Overall, the Jets have won eight in a row and nine of the past 12 matchups.

"We gotta stick to what gives us the best chance to win," coach John Hynes told reporters in Winnipeg. "I felt we went a little bit off-script."

Goaltender Connor Hellebuyck picked up his NHL-best 21st victory and league-leading fourth shutout with 19 saves, and Winnipeg's power play needed only a combined 20 seconds to establish a lead and later pad it with a pair of goals against Wild rookie netminder Jesper Wallstedt.

This was Wallstedt's second start since joining the Wild a week ago with No. 1 Filip Gustavsson sidelined with a lower-body injury.

Wallstedt, in his fifth NHL game, also made 19 stops.

"He battled," Hynes said.

Unlike the Wild, who were denied 2-1 by Utah Hockey Club the previous night at the end of a grim, one-win homestand, the Jets were rested and ready.

Just six seconds into their first power play, they converted after winning the faceoff and working the puck to Nikolaj Ehlers, who swooped in from the side of the net to jam a shot past Wallstedt at 6 minutes, 51 seconds of the first period.
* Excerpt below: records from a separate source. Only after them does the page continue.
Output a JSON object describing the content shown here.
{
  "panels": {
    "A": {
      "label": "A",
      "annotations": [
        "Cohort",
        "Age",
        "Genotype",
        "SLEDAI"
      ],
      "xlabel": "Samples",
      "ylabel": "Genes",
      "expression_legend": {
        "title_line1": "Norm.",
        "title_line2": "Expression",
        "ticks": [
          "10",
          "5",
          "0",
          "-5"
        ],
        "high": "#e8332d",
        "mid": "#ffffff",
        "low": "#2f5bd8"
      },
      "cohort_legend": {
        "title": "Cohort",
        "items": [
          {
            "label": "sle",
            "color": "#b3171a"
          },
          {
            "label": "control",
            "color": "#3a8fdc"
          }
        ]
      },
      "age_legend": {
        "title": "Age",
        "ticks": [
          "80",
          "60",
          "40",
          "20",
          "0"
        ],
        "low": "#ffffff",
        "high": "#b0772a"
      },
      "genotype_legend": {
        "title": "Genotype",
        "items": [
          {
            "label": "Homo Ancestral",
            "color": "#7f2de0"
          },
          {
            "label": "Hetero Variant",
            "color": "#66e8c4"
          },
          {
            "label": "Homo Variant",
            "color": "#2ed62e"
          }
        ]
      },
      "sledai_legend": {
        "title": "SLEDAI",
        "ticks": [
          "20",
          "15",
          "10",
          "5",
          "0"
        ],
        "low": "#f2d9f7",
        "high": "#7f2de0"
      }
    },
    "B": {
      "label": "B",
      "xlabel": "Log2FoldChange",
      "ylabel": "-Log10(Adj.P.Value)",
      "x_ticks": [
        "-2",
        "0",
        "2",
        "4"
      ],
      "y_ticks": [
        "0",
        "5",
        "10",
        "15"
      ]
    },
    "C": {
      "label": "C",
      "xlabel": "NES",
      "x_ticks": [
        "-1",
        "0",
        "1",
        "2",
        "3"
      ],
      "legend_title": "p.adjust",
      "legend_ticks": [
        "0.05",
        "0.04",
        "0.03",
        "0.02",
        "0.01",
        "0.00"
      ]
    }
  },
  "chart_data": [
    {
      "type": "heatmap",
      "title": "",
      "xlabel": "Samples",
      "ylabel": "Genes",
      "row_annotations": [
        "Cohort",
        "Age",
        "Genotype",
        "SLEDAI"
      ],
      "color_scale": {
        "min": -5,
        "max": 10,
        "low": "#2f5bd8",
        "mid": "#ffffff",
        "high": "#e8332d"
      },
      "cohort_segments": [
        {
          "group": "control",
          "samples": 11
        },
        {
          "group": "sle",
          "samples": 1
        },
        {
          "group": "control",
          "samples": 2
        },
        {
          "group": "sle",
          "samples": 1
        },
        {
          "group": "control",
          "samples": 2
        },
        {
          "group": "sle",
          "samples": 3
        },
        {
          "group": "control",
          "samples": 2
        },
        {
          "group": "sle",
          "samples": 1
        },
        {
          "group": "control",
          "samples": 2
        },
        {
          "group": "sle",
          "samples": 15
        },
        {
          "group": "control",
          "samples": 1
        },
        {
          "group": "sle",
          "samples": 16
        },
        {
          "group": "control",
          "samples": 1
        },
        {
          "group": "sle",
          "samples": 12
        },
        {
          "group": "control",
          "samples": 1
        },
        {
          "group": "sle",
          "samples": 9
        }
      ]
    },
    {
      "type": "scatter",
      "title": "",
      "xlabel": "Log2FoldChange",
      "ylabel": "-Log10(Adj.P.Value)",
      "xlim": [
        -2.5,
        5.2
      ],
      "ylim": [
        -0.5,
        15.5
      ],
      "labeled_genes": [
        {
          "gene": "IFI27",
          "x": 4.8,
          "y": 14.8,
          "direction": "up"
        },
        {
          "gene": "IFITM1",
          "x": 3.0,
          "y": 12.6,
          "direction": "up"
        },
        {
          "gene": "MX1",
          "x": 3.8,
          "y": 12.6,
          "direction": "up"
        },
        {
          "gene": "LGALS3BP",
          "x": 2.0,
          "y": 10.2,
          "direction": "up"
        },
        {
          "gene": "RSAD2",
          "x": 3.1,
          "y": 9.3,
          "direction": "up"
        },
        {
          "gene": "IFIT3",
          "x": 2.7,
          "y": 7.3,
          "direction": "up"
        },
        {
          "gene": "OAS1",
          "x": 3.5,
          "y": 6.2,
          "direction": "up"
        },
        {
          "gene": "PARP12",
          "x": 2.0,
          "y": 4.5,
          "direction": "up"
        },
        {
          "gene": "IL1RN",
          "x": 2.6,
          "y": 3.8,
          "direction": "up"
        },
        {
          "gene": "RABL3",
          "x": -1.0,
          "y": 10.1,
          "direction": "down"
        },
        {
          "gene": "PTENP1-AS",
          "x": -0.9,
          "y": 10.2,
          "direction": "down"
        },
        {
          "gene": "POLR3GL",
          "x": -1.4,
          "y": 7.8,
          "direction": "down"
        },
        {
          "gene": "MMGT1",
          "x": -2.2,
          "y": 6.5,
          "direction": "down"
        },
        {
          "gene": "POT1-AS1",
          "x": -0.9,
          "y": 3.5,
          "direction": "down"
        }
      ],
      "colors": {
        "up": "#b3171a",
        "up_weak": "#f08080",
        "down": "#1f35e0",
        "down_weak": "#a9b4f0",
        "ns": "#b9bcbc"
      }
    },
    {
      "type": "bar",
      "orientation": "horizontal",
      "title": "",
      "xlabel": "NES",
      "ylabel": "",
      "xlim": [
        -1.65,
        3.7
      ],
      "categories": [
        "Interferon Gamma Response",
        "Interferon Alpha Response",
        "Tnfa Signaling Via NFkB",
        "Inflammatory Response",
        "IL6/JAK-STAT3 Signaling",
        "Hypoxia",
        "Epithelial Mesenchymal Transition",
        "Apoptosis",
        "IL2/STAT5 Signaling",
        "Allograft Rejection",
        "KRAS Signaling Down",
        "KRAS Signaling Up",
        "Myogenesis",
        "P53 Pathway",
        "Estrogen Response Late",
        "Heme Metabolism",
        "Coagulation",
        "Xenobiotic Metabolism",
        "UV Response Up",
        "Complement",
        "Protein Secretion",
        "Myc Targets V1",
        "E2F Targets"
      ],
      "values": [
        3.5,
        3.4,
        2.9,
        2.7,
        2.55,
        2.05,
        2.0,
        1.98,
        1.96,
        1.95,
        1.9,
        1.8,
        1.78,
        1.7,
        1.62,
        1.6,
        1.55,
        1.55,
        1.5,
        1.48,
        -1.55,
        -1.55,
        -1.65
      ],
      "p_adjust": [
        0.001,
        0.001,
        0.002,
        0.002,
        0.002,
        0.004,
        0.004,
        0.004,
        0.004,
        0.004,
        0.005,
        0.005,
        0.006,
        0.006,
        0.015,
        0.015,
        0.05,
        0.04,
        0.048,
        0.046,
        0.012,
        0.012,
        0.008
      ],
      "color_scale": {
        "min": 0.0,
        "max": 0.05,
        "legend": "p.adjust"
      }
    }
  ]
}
That deficit doubled for the Wild with 2:06 left in the period after a marathon shift by Kirill Kaprizov and Marco Rossi culminated in a 2-on-1 for Winnipeg that Wallstedt saved initially before Morgan Barron buried the rebound as it sat in the crease; seconds earlier, Rossi had failed to connect on a Kaprizov pass as Rossi crashed the net.

Then 5:19 into the second, the Jets punished Wallstedt for whacking the puck over the boards when former Minnesota Duluth defenseman and Hermantown native Neal Pionk walked into a one-timer only 14 seconds into the delay-of-game penalty.

"You have to execute your assignments if you lose the faceoff," Hynes said. "That's really what it comes down to."

Winnipeg and its NHL-leading power play finished 2-for-5, while the Wild blanked on four tries after going 0-for-5 Friday night vs. Utah. They have just two power-play goals over their past eight games.

"The mindset needs to be to play the game the right way and play the game that gives us the best chance to win," Hynes said, "gives us the best chance to produce offense, the best way to check. When you look in those areas where you want to go east-west and pass up shots and play a perimeter game, then you're not going to score."

The Jets didn't slow down in the third.

Cole Perfetti pounced on a Jonas Brodin turnover in Wild territory at 2:07 and then Vladislav Namestnikov tipped in a Pionk shot at 7:36 to hand the Wild their second five-goal loss of the week after the Panthers ran away 6-1 on Wednesday.

During their four-game slump, the Wild have been outscored 16-4 while playing mostly without Joel Eriksson Ek, Jake Middleton, Yakov Trenin, Jakub Lauko and Gustavsson; Kaprizov is responsible for two Wild goals, while Rossi and Mats Zuccarello have one apiece. That line accounted for more than a third of the shots against Hellebuyck, who continues to perform like Teflon against the Wild.

He was also in net for Winnipeg's earlier wins, 2-1 in overtime on Oct. 13 and 4-1 on Nov. 25, and finished the season series fending off 88 of 90 shots. He passed John Vanbiesbrouck and Frank Brimsek for the fourth-most shutouts (41) by an American goalie in NHL history.

This victory also widened the Jets' cushion over the Wild in the division and overall standings to five points.

While Winnipeg has cruised against the Central, going 9-3, the Wild are 5-4-2. They've dropped five of their past six games and six of the past eight but have another chance to wrap this rut before a three-day holiday hiatus when they take on the Blackhawks on Monday night at Xcel Energy Center.

"It's not about who's out," Hynes said. "It's about who's in, and it's about having the right mindset and playing the game the right way, and we have capable players. We've got to get back to playing a certain style of game and being consistent with that.

"We have it in pockets. We don't have it enough, and it's about the guys that whoever is going to be in the lineup, that's what our focus is."